These days swing wide, from bursts of sudden energy to collapsing breathless into a chair, from intense longing to hold this baby in my arms and see his face to wide-awake fear in the looming shadow of the coming day of birth. It's positively crazy — I'll never hold the baby closer than I hold him today inside me, and yet when I put my hand on my belly and feel him moving I think of putting my hand on a pane of glass I can't quite see through. We will never be so united again and yet I feel that we are more separate now than we will be after his birth.
I went looking today for the photos from the other birth-days. Oscar's are prints from a film camera, I will have to get down an album to look at those. I haven't turned Mary Jane's up yet, still have to look on my old laptop. I found the pictures from Milo's birth on the desktop computer and clicked through them one by one. We are in the attic bedroom in our old duplex. It was my own face I wanted to look at, to try to recapture a memory of the post-birth relief and gladness, something to temper the right-now-very-strong memories of mid-labor exhaustion.
The pictures helped a bit. In one that won't be posted here (quite NSFW), I hold the towel-wrapped pinkish bluish new baby on my bare knees, the umbilical cord still snaking between us. My face is unsmiling and slack — it is not a picture of rejoicing, but a picture of total relaxing at the end of the effort — not bubble-bath and good-book relaxing, but end-of-the-race walking-it-off. I like that picture, though. It says: It's over, thank God.

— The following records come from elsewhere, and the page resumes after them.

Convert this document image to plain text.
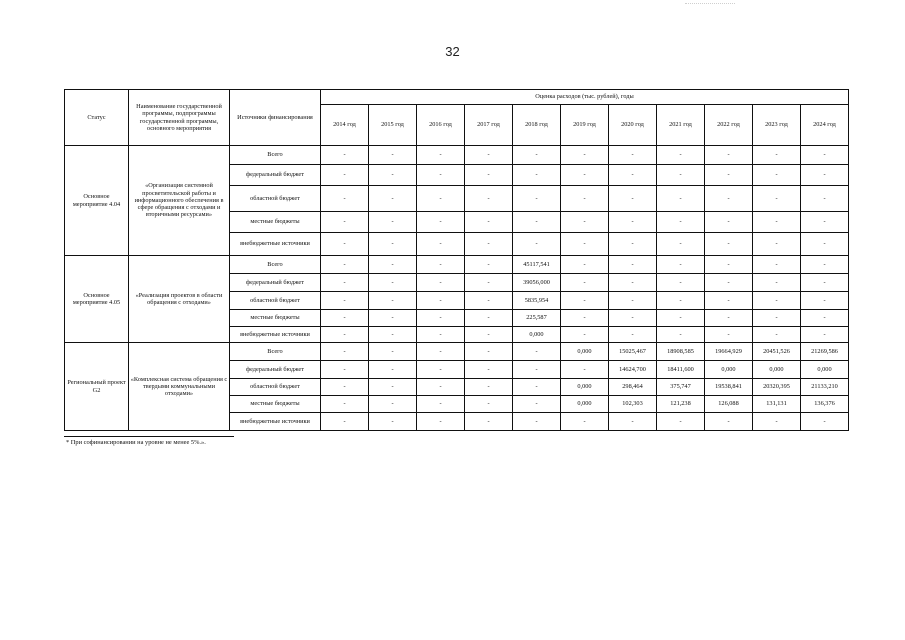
32
Статус	Наименование государственной программы, подпрограммы государственной программы, основного мероприятия	Источники финансирования	Оценка расходов (тыс. рублей), годы										
			2014 год	2015 год	2016 год	2017 год	2018 год	2019 год	2020 год	2021 год	2022 год	2023 год	2024 год
Основное мероприятие 4.04	«Организация системной просветительской работы и информационного обеспечения в сфере обращения с отходами и вторичными ресурсами»	Всего	-	-	-	-	-	-	-	-	-	-	-
		федеральный бюджет	-	-	-	-	-	-	-	-	-	-	-
		областной бюджет	-	-	-	-	-	-	-	-	-	-	-
		местные бюджеты	-	-	-	-	-	-	-	-	-	-	-
		внебюджетные источники	-	-	-	-	-	-	-	-	-	-	-
Основное мероприятие 4.05	«Реализация проектов в области обращения с отходами»	Всего	-	-	-	-	45117,541	-	-	-	-	-	-
		федеральный бюджет	-	-	-	-	39056,000	-	-	-	-	-	-
		областной бюджет	-	-	-	-	5835,954	-	-	-	-	-	-
		местные бюджеты	-	-	-	-	225,587	-	-	-	-	-	-
		внебюджетные источники	-	-	-	-	0,000	-	-	-	-	-	-
Региональный проект G2	«Комплексная система обращения с твердыми коммунальными отходами»	Всего	-	-	-	-	-	0,000	15025,467	18908,585	19664,929	20451,526	21269,586
		федеральный бюджет	-	-	-	-	-	-	14624,700	18411,600	0,000	0,000	0,000
		областной бюджет	-	-	-	-	-	0,000	298,464	375,747	19538,841	20320,395	21133,210
		местные бюджеты	-	-	-	-	-	0,000	102,303	121,238	126,088	131,131	136,376
		внебюджетные источники	-	-	-	-	-	-	-	-	-	-	-
* При софинансировании на уровне не менее 5%.».
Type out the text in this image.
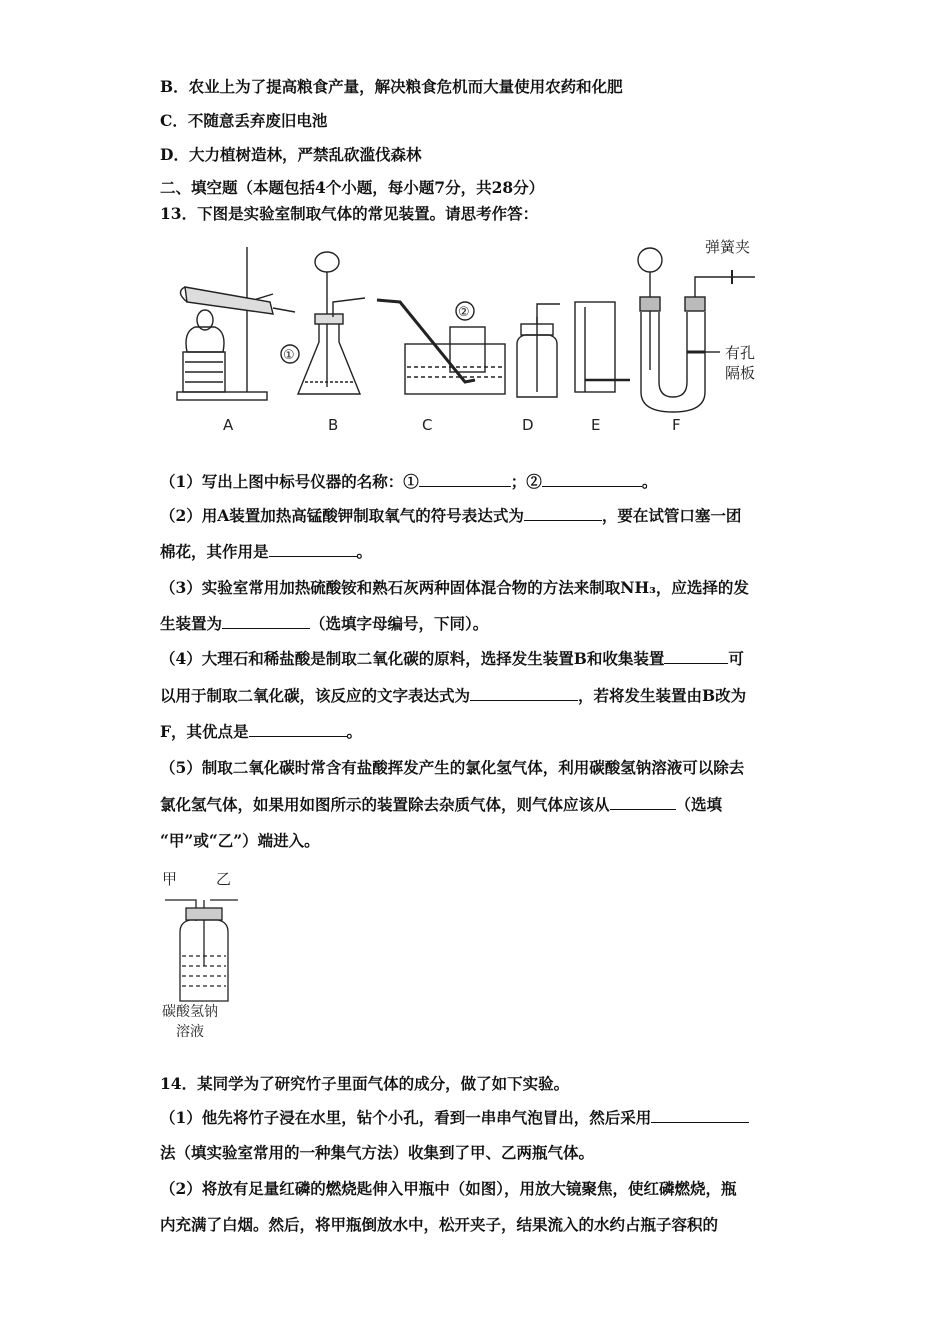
B．农业上为了提高粮食产量，解决粮食危机而大量使用农药和化肥
C．不随意丢弃废旧电池
D．大力植树造林，严禁乱砍滥伐森林
二、填空题（本题包括4个小题，每小题7分，共28分）
13．下图是实验室制取气体的常见装置。请思考作答：
A	B	C	D	E	F
①
②
弹簧夹
有孔
隔板
（1）写出上图中标号仪器的名称：①	；②	。
（2）用A装置加热高锰酸钾制取氧气的符号表达式为	，要在试管口塞一团
棉花，其作用是	。
（3）实验室常用加热硫酸铵和熟石灰两种固体混合物的方法来制取NH₃，应选择的发
生装置为	（选填字母编号，下同）。
（4）大理石和稀盐酸是制取二氧化碳的原料，选择发生装置B和收集装置	可
以用于制取二氧化碳，该反应的文字表达式为	，若将发生装置由B改为
F，其优点是	。
（5）制取二氧化碳时常含有盐酸挥发产生的氯化氢气体，利用碳酸氢钠溶液可以除去
氯化氢气体，如果用如图所示的装置除去杂质气体，则气体应该从	（选填
“甲”或“乙”）端进入。
甲	乙
碳酸氢钠
溶液
14．某同学为了研究竹子里面气体的成分，做了如下实验。
（1）他先将竹子浸在水里，钻个小孔，看到一串串气泡冒出，然后采用
法（填实验室常用的一种集气方法）收集到了甲、乙两瓶气体。
（2）将放有足量红磷的燃烧匙伸入甲瓶中（如图），用放大镜聚焦，使红磷燃烧，瓶
内充满了白烟。然后，将甲瓶倒放水中，松开夹子，结果流入的水约占瓶子容积的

An even better one that I can share is here:
Mark is holding baby Milo on his chest while the midwife does the newborn exam. I am being checked by the apprentice midwife. My face isn't fully visible, but you can see that I am better, that I am glad, reflected in my husband's face. I remember that moment or one very close to it, and I am pleased to have the picture. His smile here is a grin that I love dearly.
The newest birth now is only a few weeks away. My other babies were born in summer and autumn; Mark carried each of them out into the sunlight soon after birth. January, though, will be frigid and snowy and hostile. I have a few more weeks to feel more ready, thank goodness. One of the gifts (!) of late pregnancy really is its discomfort. After a while, I know, I will be ready for it to be over, so that when the pangs come I'll feel anticipation of relief almost as strongly as anticipation of suffering and uncertainty, and that will help get us all through it.
The strongest memory I have from Mary Jane's birth is of knowing I could not push harder, realizing I HAD to push harder (stuck shoulder), and — what do you know — I pushed harder. It is really quite amazing what one can do when one has no choice. And that's what is coming up for me: a day of no choice, a day when all my other plans will be laid aside, because I will have no choice but to labor and birth.
I was so thrilled to be pregnant in the spring, and I'm still enjoying being pregnant, and I'm still grateful. It's scary anyway.